M.S. souhaite louer un appartement mis en location par une agence immobilière. Il complète la fiche de candidature qui lui est remise et y joint une preuve de paiement de ses loyers six derniers mois.
Mots-clés associés à cet article : Discrimination , Logement , Droit au logement
« Désolé, c’est déjà loué »
Quelques jours plus tard, il reçoit un SMS de l’agence, qui précise : « Nous avons reçu beaucoup de candidatures mais malheureusement c’est une autre candidature qui a été choisie ».
Pourtant, M.S. se rend compte que l’appartement est toujours libre ! M.S. est d’origine africaine : y aurait-il eu discrimination ? Pour tenter de répondre à cette question, il contacte le Centre interfédéral pour l’égalité des chances et la lutte contre le racisme et les discriminations (UNIA). Il mandate alors une personne d’origine belge pour téléphoner à l’agence locative et se renseigner à propos de cet appartement à louer. Eh oui, cet appartement est toujours libre !
Le même jour, M.S. retéléphone à l’agence, qui lui réaffirme que l’appartement est loué.
Seule différence entre lui et l’autre personne : l’origine africaine de M.S. qui a un léger accent.
Les conversations téléphoniques sont enregistrées.
Prouver la discrimination
M.S. a donc eu recours à un « test de situation » : il s’agit de construire un couple dont les deux parties ne diffèrent que par une seule caractéristique, celle que l’on veut tester. Ici, il est question de l’origine étrangère mais ce pourrait aussi être l’âge, le sexe, le handicap ou toute autre particularité.
Il s’adresse alors, en référé, au Tribunal de première instance de Nivelles puis à la Cour d’appel de Bruxelles.
Face à la justice, l’agence immobilière se défend de toute discrimination. Elle parle d’erreur d’envoi d’un SMS, de dossier incomplet, de manque d’intérêt de M.S. pour cet appartement, d’une désorganisation au sein de l’agence au moment de ces faits. Tous ces arguments sont peu cohérents et difficiles à prendre en compte. Et ce, d’autant plus que l’agence, manifestement peu soucieuse de respecter le droit au logement et peu informée, accuse à son tour M.S. et UNIA de procédure téméraire et vexatoire ! Cette dernière demande est rejetée par la Cour d’appel de Bruxelles.

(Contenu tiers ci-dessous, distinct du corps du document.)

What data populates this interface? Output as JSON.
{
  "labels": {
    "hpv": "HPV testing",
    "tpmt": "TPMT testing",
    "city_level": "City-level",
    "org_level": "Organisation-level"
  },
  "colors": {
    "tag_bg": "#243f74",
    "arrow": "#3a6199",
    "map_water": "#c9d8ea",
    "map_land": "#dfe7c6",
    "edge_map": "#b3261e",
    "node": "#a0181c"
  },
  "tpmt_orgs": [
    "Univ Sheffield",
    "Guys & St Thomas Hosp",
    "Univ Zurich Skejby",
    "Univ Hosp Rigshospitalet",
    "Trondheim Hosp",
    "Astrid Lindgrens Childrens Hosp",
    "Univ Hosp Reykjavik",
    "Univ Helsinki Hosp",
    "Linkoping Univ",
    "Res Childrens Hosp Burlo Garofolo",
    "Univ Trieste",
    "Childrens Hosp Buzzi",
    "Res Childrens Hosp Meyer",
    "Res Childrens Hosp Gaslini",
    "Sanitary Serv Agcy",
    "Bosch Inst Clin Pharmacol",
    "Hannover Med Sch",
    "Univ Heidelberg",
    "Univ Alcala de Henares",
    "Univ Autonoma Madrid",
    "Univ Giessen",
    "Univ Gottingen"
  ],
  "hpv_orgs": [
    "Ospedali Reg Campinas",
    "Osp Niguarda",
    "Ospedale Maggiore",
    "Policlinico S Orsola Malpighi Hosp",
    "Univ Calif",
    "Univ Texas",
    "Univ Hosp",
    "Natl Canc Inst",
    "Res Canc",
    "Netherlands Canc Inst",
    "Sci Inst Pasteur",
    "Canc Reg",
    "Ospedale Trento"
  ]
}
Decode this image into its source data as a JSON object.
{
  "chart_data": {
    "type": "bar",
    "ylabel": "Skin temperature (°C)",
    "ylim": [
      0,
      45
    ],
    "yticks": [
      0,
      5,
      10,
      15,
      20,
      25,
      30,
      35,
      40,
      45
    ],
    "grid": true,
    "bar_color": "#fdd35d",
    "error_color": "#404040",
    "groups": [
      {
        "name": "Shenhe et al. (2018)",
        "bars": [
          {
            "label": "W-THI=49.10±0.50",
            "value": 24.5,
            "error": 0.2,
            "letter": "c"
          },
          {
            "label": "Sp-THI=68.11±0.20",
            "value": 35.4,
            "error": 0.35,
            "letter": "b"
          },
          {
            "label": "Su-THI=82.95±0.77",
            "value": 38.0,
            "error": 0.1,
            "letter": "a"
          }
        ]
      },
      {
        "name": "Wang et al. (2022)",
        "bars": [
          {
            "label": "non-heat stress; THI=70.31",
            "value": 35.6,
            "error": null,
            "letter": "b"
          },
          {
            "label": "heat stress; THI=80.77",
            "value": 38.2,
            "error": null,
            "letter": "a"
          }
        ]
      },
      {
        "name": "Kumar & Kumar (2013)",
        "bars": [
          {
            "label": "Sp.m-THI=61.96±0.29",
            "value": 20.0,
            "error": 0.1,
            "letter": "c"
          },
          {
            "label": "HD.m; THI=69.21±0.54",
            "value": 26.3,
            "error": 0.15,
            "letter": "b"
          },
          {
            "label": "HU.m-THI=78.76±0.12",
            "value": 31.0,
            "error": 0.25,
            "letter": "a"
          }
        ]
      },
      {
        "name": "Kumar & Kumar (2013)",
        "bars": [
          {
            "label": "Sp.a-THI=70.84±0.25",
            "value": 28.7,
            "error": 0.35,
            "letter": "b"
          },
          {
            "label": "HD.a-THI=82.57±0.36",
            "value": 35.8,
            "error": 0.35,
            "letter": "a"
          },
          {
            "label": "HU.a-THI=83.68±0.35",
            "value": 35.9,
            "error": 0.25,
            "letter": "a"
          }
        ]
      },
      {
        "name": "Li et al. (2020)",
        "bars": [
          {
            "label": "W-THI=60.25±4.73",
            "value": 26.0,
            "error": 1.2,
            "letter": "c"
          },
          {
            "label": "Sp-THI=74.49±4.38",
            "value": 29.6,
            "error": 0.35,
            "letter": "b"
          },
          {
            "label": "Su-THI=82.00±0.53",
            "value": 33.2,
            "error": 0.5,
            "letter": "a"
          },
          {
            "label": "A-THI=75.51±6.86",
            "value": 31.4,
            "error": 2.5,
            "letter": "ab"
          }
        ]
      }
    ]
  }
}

Au contraire, le 28 septembre 2020, la Cour d’appel de Bruxelles admet que le résultat de ce test de situation permet de constater une discrimination interdite, fondée sur l’origine africaine de M.S. En effet, un bien disponible a été déclaré indisponible pour une personne parlant français avec un accent africain.
La Cour donne l’ordre de supprimer cette pratique discriminatoire et condamne l’agence à un paiement de 1.300 euros de dommage moral à M.S. Elle impose également l’affichage d’un extrait (rendu anonyme) de la décision.
De l’importance de cette décision
La Constitution belge garantit le droit de tous à un logement décent. Pourtant, en Belgique, la discrimination dans l’accès au logement est réelle et ancienne. En 2004 déjà, « Le livre noir de la discrimination au logement », édité par le Mouvement contre le racisme, l’antisémitisme et la xénophobie (MRAX) relatait des témoignages éloquents recueillis lors d’une campagne intitulée « Désolé, c’est déjà loué ».
Dix ans plus tard, en 2014, UNIA établit un baromètre de la diversité du logement ; celui-ci met en évidence des chiffres alarmants concernant la discrimination au logement, particulièrement à l’égard de personnes d’origine étrangères ou supposées telles.
Pour lutter contre ces discriminations, pour qu’elles soient reconnues par la justice, il faut pouvoir les prouver. Le « test de situation » est un outil simple, proposé par UNIA.
L’arrêt de la Cour d’appel de Bruxelles confirme que le test de situation peut être utilisé par des candidats locataires écartés sur base de leur origine ethnique. Ainsi est-il possible de s’opposer aux propriétaires et agences immobilières ne respectant pas les droits humains, en particulier, ici, le droit au logement décent.